Snap's (SNAP) unprecedented move to issue non-voting shares in its IPO represents the latest in an ongoing effort by technology companies to repel activist hedge fund managers, a top Silicon Valley attorney told a room full of big investors and regulators at the Securities and Exchange Commission on Thursday.
"Technology has become the sector that is most targeted by activists," Wilson Sonsini Goodrich & Rosati partner David Berger told an investor advisory committee that meets periodically at the SEC. "Activists are quick to target technology companies that may have missed a product cycle or technology transition, often with the encouragement of the institutional investors who hold the company's shares and frequently would rather sell the company and obtain the certainty of a premium for their stock.."

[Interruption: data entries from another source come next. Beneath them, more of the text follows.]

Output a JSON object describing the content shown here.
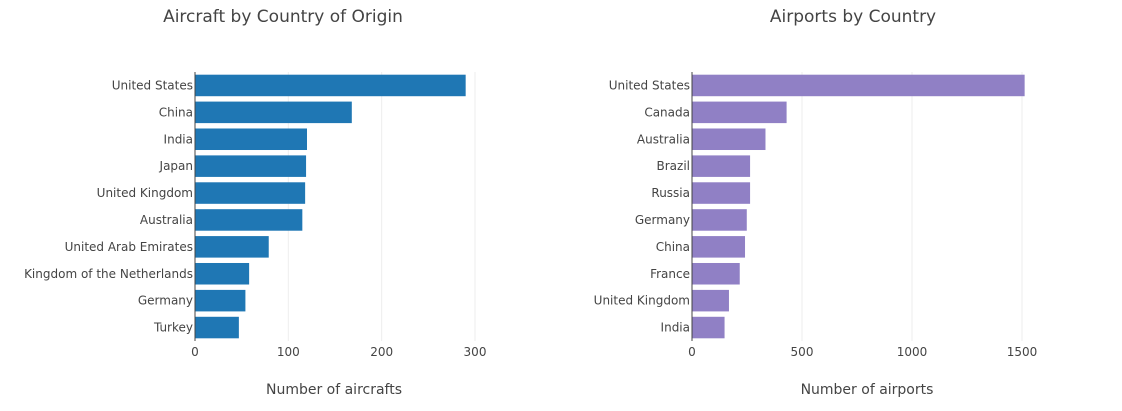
{
  "chart_data": [
    {
      "type": "bar",
      "orientation": "horizontal",
      "title": "Aircraft by Country of Origin",
      "xlabel": "Number of aircrafts",
      "ylabel": "",
      "xlim": [
        0,
        300
      ],
      "xticks": [
        "0",
        "100",
        "200",
        "300"
      ],
      "grid": true,
      "categories": [
        "United States",
        "China",
        "India",
        "Japan",
        "United Kingdom",
        "Australia",
        "United Arab Emirates",
        "Kingdom of the Netherlands",
        "Germany",
        "Turkey"
      ],
      "values": [
        290,
        168,
        120,
        119,
        118,
        115,
        79,
        58,
        54,
        47
      ],
      "color": "#1f77b4"
    },
    {
      "type": "bar",
      "orientation": "horizontal",
      "title": "Airports by Country",
      "xlabel": "Number of airports",
      "ylabel": "",
      "xlim": [
        0,
        1500
      ],
      "xticks": [
        "0",
        "500",
        "1000",
        "1500"
      ],
      "grid": true,
      "categories": [
        "United States",
        "Canada",
        "Australia",
        "Brazil",
        "Russia",
        "Germany",
        "China",
        "France",
        "United Kingdom",
        "India"
      ],
      "values": [
        1512,
        430,
        334,
        264,
        264,
        249,
        241,
        217,
        168,
        148
      ],
      "color": "#9080c5"
    }
  ]
}
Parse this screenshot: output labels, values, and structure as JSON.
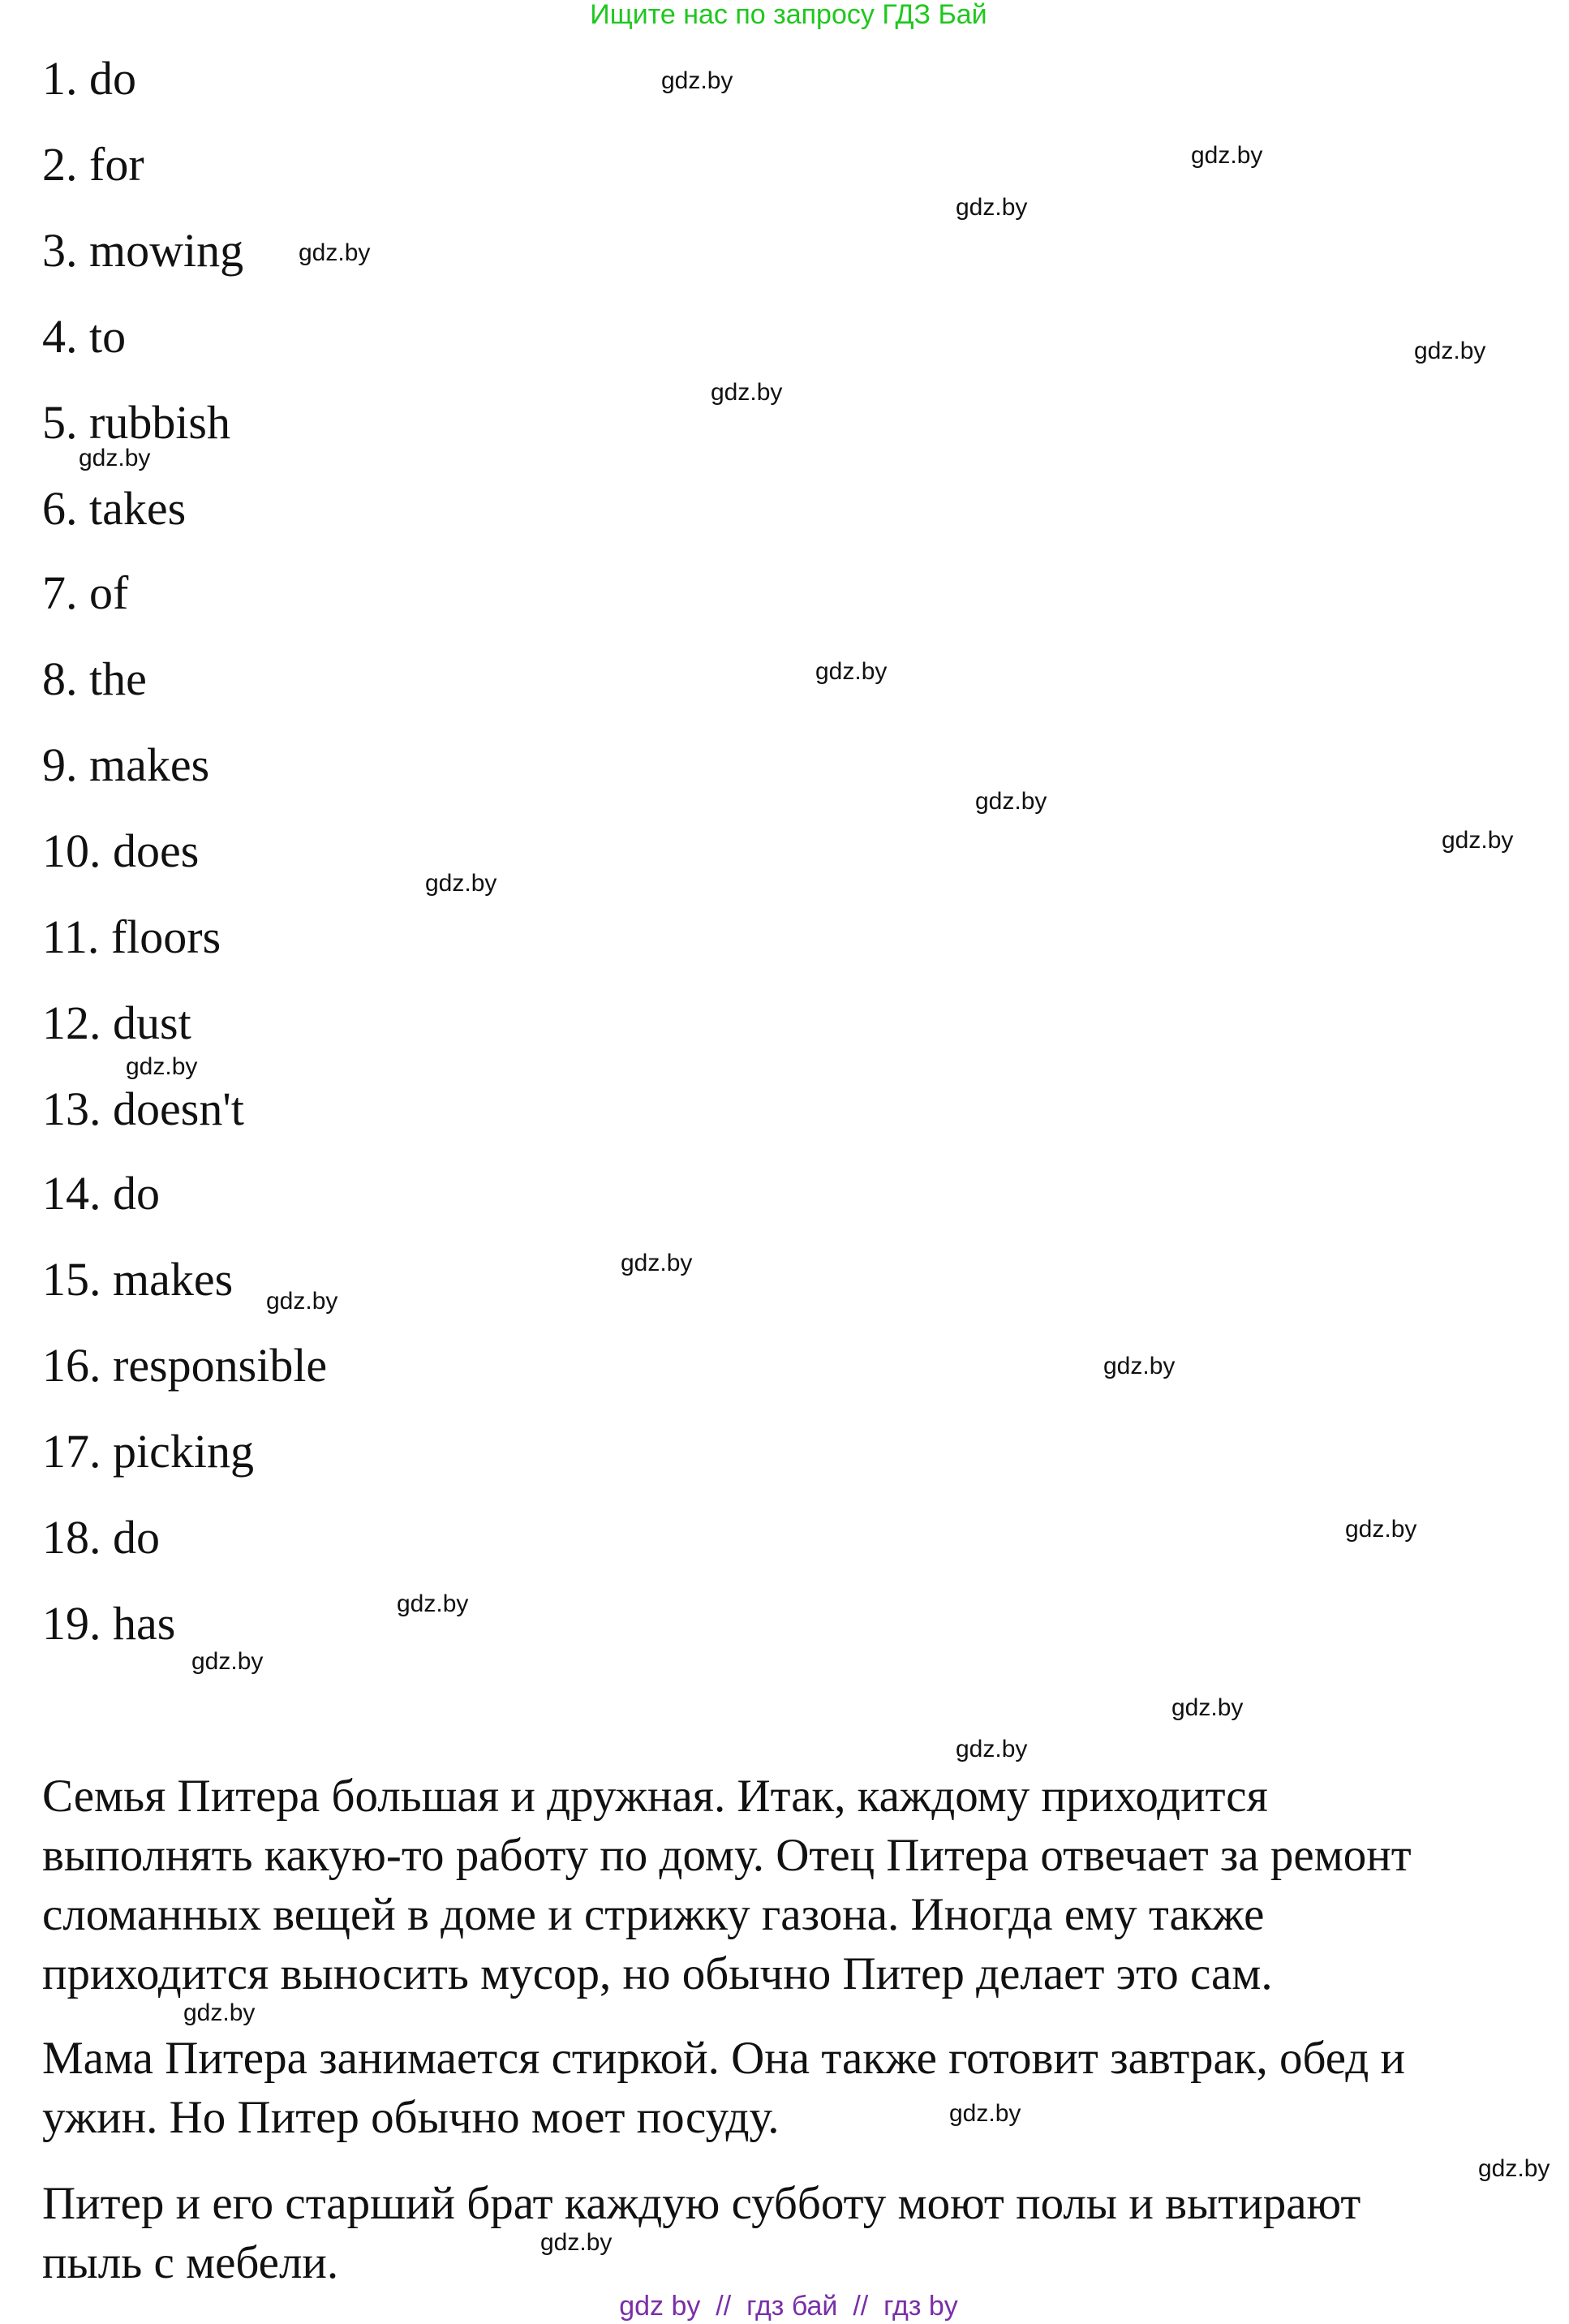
{
  "header": {
    "text": "Ищите нас по запросу ГДЗ Бай",
    "color": "#1ec81e"
  },
  "answers": [
    "1. do",
    "2. for",
    "3. mowing",
    "4. to",
    "5. rubbish",
    "6. takes",
    "7. of",
    "8. the",
    "9. makes",
    "10. does",
    "11. floors",
    "12. dust",
    "13. doesn't",
    "14. do",
    "15. makes",
    "16. responsible",
    "17. picking",
    "18. do",
    "19. has"
  ],
  "watermark": "gdz.by",
  "translation": [
    [
      "Семья Питера большая и дружная. Итак, каждому приходится",
      "выполнять какую-то работу по дому. Отец Питера отвечает за ремонт",
      "сломанных вещей в доме и стрижку газона. Иногда ему также",
      "приходится выносить мусор, но обычно Питер делает это сам."
    ],
    [
      "Мама Питера занимается стиркой. Она также готовит завтрак, обед и",
      "ужин. Но Питер обычно моет посуду."
    ],
    [
      "Питер и его старший брат каждую субботу моют полы и вытирают",
      "пыль с мебели."
    ]
  ],
  "footer": {
    "text": "gdz by  //  гдз бай  //  гдз by",
    "color": "#7a2fa8"
  }
}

Palo Alto, Calif. -based Berger did not represent Snap in its IPO. However, he advised Google with its precedent-setting adoption of non-voting stock in addition to its voting shares, a key predecessor to the Snap issuance.
However, his view was decidedly a minority viewpoint among those gathered at the SEC. The panel was considering a broad range of institutional investor worries that Snap's non-voting share structure makes it unaccountable to its shareowners and impervious to activist institutions or insurgent hedge funds at its gate because its board makeup is controlled primarily by co-founders Evan Spiegel and Bobby Murphy. According to the Council of Institutional Investors, which is opposed to the structure, insiders will continue to control more than 90% of the votes at the developer of the popular disappearing-message app Snapchat, even as their ownership interest declines over time.
Anne Simpson, director at the California Public Employees' Retirement System, or CalPERS, and a member of the panel led the charge rejecting Berger's assertions. She argued that shareholders should have the power to put pressure on companies to change their leadership or remove directors in some egregious situations. She called the Snap issuance "junk equity."
"The idea that shareholders are ruining it for everyone is nonsense," Simpson said. "The question is about the fiduciary duty to owners. With no votes, you can't do anything. The whole regulatory regime for the SEC relies on investors to take matters into their own hands and protecting themselves."
The debate comes after Snap began trading March 2 at the New York Stock Exchange under the ticker symbol SNAP. It priced its IPO on Wednesday at $17 a share, and its shares spiked quickly to $27 a share on massive demand before falling back a bit recently to trade at $23 a share.
Berger suggested that the Snap non-voting share IPO is only the latest response to activists, noting that its move is related to a recent trend of technology companies, such as Facebook (FB) and LinkedIn (LNKD) . Their IPOs over the past decade gave company founders and other insiders disproportionately large voting rights when compared to their economic interests.
The sector is of particular focus for activists, Berger notes, because its companies hold many of the core characteristics that typically attract insurgent managers, including large cash balances, high spending or research and development and significant investments into general and administrative areas, such as costs of employee and manager training. Activists, he contends will push companies into M&A rather than take risks necessary to grow on their own. "The short-term mentality of our markets has impacted Silicon Valley," he said. "This has led to a historic low in IPOs."
Nevertheless, at least one SEC commissioner, Democrat Kara Stein, expressed some worries about the issuance, arguing that regulators need to "critically assess" their regime IPOs in the wake of the move.
It's unclear at this stage whether the SEC even has the authority to stop or discourage IPOs with non-voting shares in the aftermath of the Snap issuance, even if its commissioners were to decide that some action was necessary.
University of Pennsylvania Law Professor Jill Fisch said there are questions about how much authority the SEC has to regulate in the area, noting that it is more a matter of state law. "To the extent a company does something permitted by state law, as long as they disclosed it adequately, as Snap did, there are questions about how far the SEC could go to regulate it," she said.
The nonvoting class shares are especially problematic for funds that seek better governance and want to use their vote as an accountability mechanism but can't control their investments. Many institutional investors, public pension funds and index funds, such as State Street and Vanguard, may soon be required to invest in Snap without a vote because they base investments on broad indices, such as the Russell 3000, which will soon include Snap as a member. Institutional investors are now urging major index providers to remove Snap or any future public companies with non-voting shares from their indices.
Harvard Law Professor John Coates said that a move by institutional investors to collectively say they won't invest in non-voting equity would send a powerful message to companies thinking about IPO'ing following the Snap precedence. "You guys have a lot of power," Coates told the institutional investors in the room. "If you collectively said we would not invest in non-voting equity the price discount would jump a lot and that would cause founders to think harder about it."